Is America's economic growth over?

The United State’s economy may already have peaked, a well-known professor in the Economics Department at Northwestern University is arguing.

Prof. Robert Gordon has been pushing this message for much of 2013 in two Ted Talks and through various other mediums.

Has America peaked?

His ideas were highlighted in a New York Magazine article late last month, in which the author claimed, based on Gordon’s ideas, that America’s golden years had passed,  

“Could it be that the best years of American economic progress are behinds us?” asked Gordon in the Ted Talk published April 2013.

“Maybe US economic growth is almost over,” he added.  

Gordon based this conclusion on his theory that the second Industrial Revolution rocketed the quality of living forward in such away that cannot be replicated.

The standard of living multiplied, he says, transforming common people’s lives and homes.

The New York magazine article, authored by Benjamin Wallace-Wells, describes the Industrial Revolution, referring to it as an “incredible stroke of good luck” but in email to Campus Reform Gordon said he did not view America’s success as lucky.
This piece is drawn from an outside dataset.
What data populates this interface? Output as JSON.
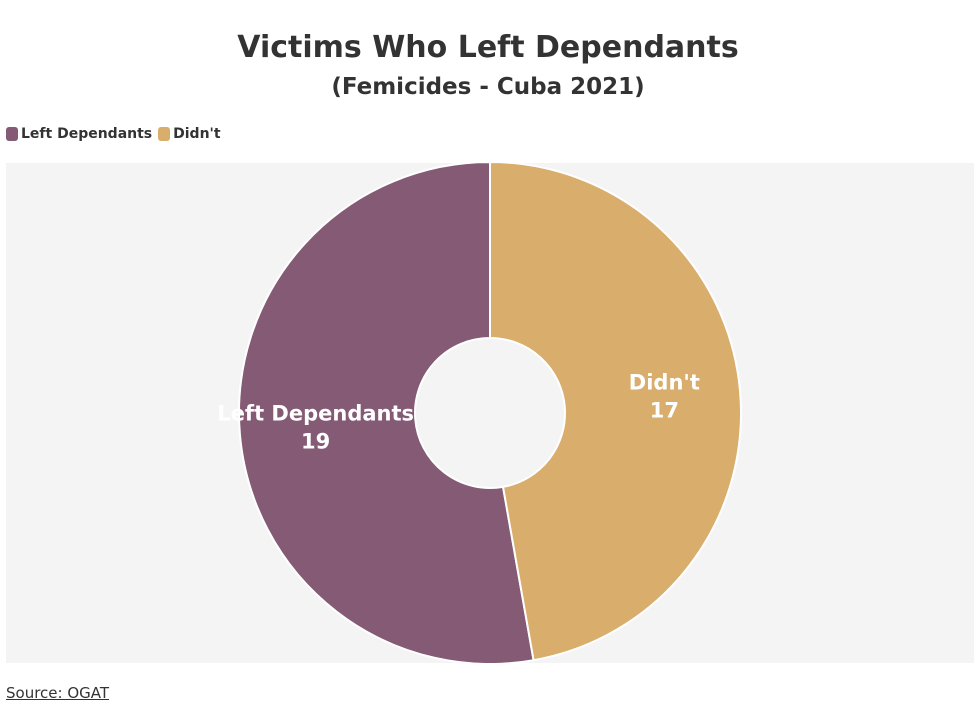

“The US took over innovation from the British and the Europeans for many reasons, including our openness to innovators like Edison, because our wide open spaces led to epochal inventions of agricultural machinery, because our natural resources allowed for the steel industry to grow at great scale,” he wrote.

Gordon went on to argue in the Ted Talk that in order for the U.S. to maintain a trend of economic progress it must innovate on an scale.

“I like to think of it this way,” he said. “We need innovations that are eight times as important as those we had before.”